Kubernetes and GPU: The Complete Guide to Running AI/ML Workloads at Scale

A comprehensive deep dive into GPU orchestration in Kubernetes — from device plugins and the GPU Operator to advanced sharing strategies like MIG, MPS, and time-slicing. Learn how to schedule, monitor, and optimize GPU workloads for AI/ML at scale.

Kubernetes and GPU: The Complete Guide to Running AI/ML Workloads at Scale

GPU as the Engine of AI

Graphics Processing Units (GPUs) have become the cornerstone of modern AI and machine learning infrastructure.
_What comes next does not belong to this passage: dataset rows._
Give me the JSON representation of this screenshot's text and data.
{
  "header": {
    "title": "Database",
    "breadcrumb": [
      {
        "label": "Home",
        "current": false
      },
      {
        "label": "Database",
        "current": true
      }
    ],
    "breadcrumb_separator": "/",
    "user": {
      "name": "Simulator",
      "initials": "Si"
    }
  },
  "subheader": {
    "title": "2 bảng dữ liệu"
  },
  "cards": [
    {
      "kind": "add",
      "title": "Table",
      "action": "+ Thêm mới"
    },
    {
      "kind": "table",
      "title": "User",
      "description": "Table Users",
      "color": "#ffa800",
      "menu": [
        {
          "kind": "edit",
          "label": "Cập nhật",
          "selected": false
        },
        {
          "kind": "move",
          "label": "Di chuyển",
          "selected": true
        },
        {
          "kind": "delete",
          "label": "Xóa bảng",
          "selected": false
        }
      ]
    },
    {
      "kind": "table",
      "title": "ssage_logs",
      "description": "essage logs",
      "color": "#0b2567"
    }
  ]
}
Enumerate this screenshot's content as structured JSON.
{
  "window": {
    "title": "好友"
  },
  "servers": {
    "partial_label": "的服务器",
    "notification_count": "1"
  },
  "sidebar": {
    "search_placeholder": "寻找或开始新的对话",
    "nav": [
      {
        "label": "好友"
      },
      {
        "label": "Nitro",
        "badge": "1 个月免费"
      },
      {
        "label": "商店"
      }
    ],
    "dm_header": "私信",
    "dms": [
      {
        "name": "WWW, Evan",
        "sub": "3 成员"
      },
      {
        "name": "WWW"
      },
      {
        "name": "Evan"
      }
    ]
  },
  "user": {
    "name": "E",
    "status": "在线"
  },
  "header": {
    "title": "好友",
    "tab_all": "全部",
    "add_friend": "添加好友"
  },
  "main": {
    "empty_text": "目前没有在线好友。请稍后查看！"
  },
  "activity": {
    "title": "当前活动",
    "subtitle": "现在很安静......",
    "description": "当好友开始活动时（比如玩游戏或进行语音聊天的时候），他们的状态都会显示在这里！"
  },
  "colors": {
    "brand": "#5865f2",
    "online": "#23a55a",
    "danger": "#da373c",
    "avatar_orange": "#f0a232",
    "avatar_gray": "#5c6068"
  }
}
What started as specialized hardware for rendering graphics has evolved into the computational backbone powering everything from large language models to autonomous vehicles.

Kubernetes, the de facto standard for container orchestration, wasn't originally designed with GPUs in mind. It was built for CPU-centric workloads with predictable, preemptive scheduling. But as AI workloads exploded, Kubernetes had to adapt — and adapt it did.

According to the 2024 State of Production Kubernetes research by Spectro Cloud over two-thirds of organizations consider Kubernetes key to taking full advantage of AI. The vast majority are either already running AI workloads in production on Kubernetes or plan to within the year.

According to recent industry surveys, over two-thirds of organizations consider Kubernetes key to taking full advantage of AI. The vast majority are either already running AI workloads in production on Kubernetes or plan to within the year.

This guide provides a comprehensive deep dive into running GPU workloads on Kubernetes — from understanding why GPUs are fundamentally different from CPUs, through device plugins and operators, to advanced scheduling strategies, GPU sharing techniques, and production best practices.

Why GPUs Are Different: The Scheduling Challenge

Before diving into Kubernetes specifics, it's essential to understand why GPUs present unique challenges that the traditional Kubernetes scheduler wasn't designed to handle.

2.1 GPUs Bypass the Linux Kernel

Unlike CPUs, GPU workloads bypass the Linux kernel entirely. They don't obey cgroups, namespaces, or the standard Linux scheduler. GPUs run their own show through proprietary drivers and opaque memory management.

This has profound implications:

  • No native resource isolation: The kernel can't enforce memory or compute limits on GPU processes the way it does for CPU/memory via cgroups.
  • No preemption: The kernel can't preempt a GPU workload the way it can a CPU process. Once a CUDA kernel launches, it runs to completion.
  • No native sharing: By default, GPUs are monolithic resources — you either have the whole GPU or nothing.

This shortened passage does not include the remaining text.